Knowing when to file a motion to dismiss, and when to hold back. As the old Kenny Rogers song goes, “you’ve got know when to hold ‘em, and know when to fold ‘em.” And what is true about poker is, at least in this instance, true about motions to dismiss. In this case, the manufacturer did not file a motion to dismiss. Why? Some seasoned defense lawyers believe in filing a motion to dismiss whenever one is even remotely conceivable. However, as illustrated here, there are sometimes strategic reasons for holding one’s cards until a later round. Early in litigation, the manufacturer could have filed a comprehensive motion to dismiss on many possible grounds, including the grounds that ultimately proved successful here. This might have ended the case much earlier.
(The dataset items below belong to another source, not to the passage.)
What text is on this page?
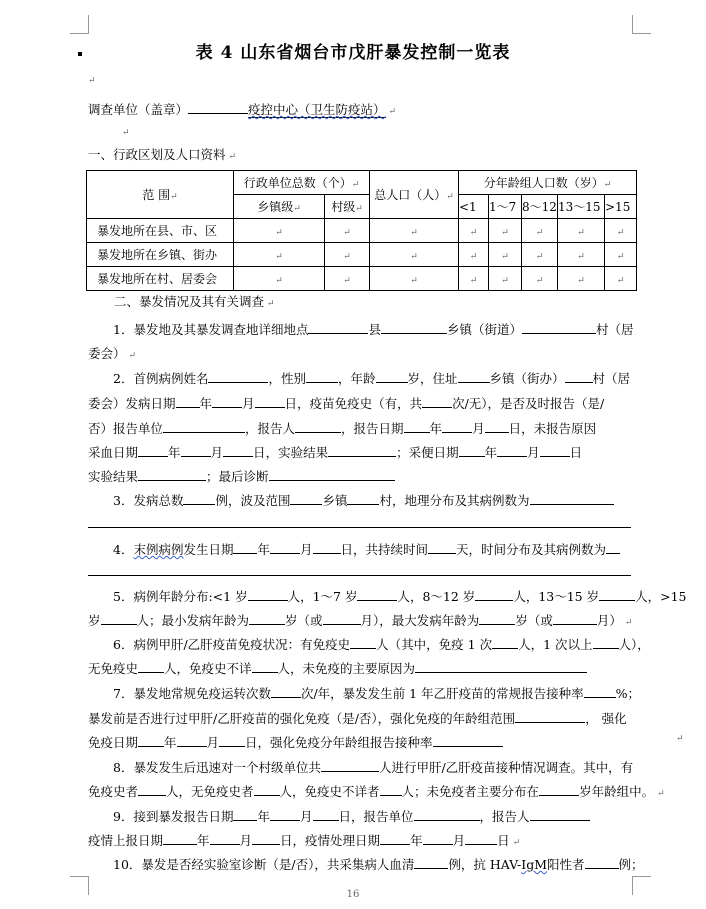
表 4 山东省烟台市戊肝暴发控制一览表
↵
调查单位（盖章）	疫控中心（卫生防疫站） ↵
↵
一、行政区划及人口资料 ↵
范 围↵	行政单位总数（个）↵		总人口（人）↵	分年龄组人口数（岁）↵				
	乡镇级↵	村级↵		<1	1～7	8～12	13～15	>15
暴发地所在县、市、区	↵	↵	↵	↵	↵	↵	↵	↵
暴发地所在乡镇、街办	↵	↵	↵	↵	↵	↵	↵	↵
暴发地所在村、居委会	↵	↵	↵	↵	↵	↵	↵	↵
二、暴发情况及其有关调查 ↵
1．暴发地及其暴发调查地详细地点	县	乡镇（街道）	村（居
委会） ↵
2．首例病例姓名	，性别	，年龄	岁，住址	乡镇（街办） 村（居
委会）发病日期 年 月 日，疫苗免疫史（有，共 次/无），是否及时报告（是/
否）报告单位	，报告人	，报告日期 年 月 日，未报告原因
采血日期 年 月 日，实验结果	；采便日期 年 月 日
实验结果	；最后诊断
3．发病总数	例，波及范围	乡镇	村，地理分布及其病例数为
4．末例病例发生日期 年 月 日，共持续时间 天，时间分布及其病例数为
5．病例年龄分布:<1 岁	人，1～7 岁	人，8～12 岁	人，13～15 岁	人，>15
岁	人；最小发病年龄为	岁（或	月），最大发病年龄为	岁（或	月） ↵
6．病例甲肝/乙肝疫苗免疫状况：有免疫史 人（其中，免疫 1 次 人，1 次以上 人），
无免疫史 人，免疫史不详 人，未免疫的主要原因为
7．暴发地常规免疫运转次数 次/年，暴发发生前 1 年乙肝疫苗的常规报告接种率	%；
暴发前是否进行过甲肝/乙肝疫苗的强化免疫（是/否），强化免疫的年龄组范围	， 强化
免疫日期 年 月 日，强化免疫分年龄组报告接种率	↵
8．暴发发生后迅速对一个村级单位共	人进行甲肝/乙肝疫苗接种情况调查。其中，有
免疫史者 人，无免疫史者 人，免疫史不详者 人；未免疫者主要分布在	岁年龄组中。 ↵
9．接到暴发报告日期 年 月 日，报告单位	，报告人
疫情上报日期	年 月 日，疫情处理日期 年 月	日 ↵
10．暴发是否经实验室诊断（是/否），共采集病人血清	例，抗 HAV-IgM阳性者	例；
16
But filing an early motion to dismiss, especially during the infancy of discovery, could merely allow plaintiff the opportunity to amend the pleadings or otherwise refine his theory of the case during discovery. In products liability cases where the law is nuanced and the facts can be complex, allowing plaintiff’s counsel greater leeway can result in a situation where they have painted themselves into a corner. Here, this is what ultimately led to the manufacturer’s success, a possibility that arose, once again according to Kenny Rogers, at the moment the manufacturer could confidently say “I can see you’re out of aces.”
A Change in Litigation Strategy is not Justification to Amend a Complaint. Following from above, because the manufacturer was intentional about the timing of its legal strategy, the plaintiff did not have advanced notice of the deficiencies of his complaint. The litigation was at an advanced stage, and granting the motion would have required reopening discovery. Upon later discovering the error of his ways, the plaintiff sought to amend the complaint. However, the Eighth Circuit held that the district court did not err in denying plaintiff’s motion to amend to add a claim of agency liability against the manufacturer. The plaintiff actually admitted that he had no other legally recognized way to hold the manufacturer liable. As the Eighth Circuit wisely distinguished, plaintiff’s “attempted addition of the claim had more to do with a change in litigation strategy than in the factual or legal basis of his case.” The legal standard for being allowed to amend required establishing good cause for his failure to timely amend the complaint, and a change in legal strategy does not meet this standard.
Case reference: Ellingsworth v. Vermeer Manufacturing Co., No. 18-3587 (8th Cir. Feb. 10, 2020).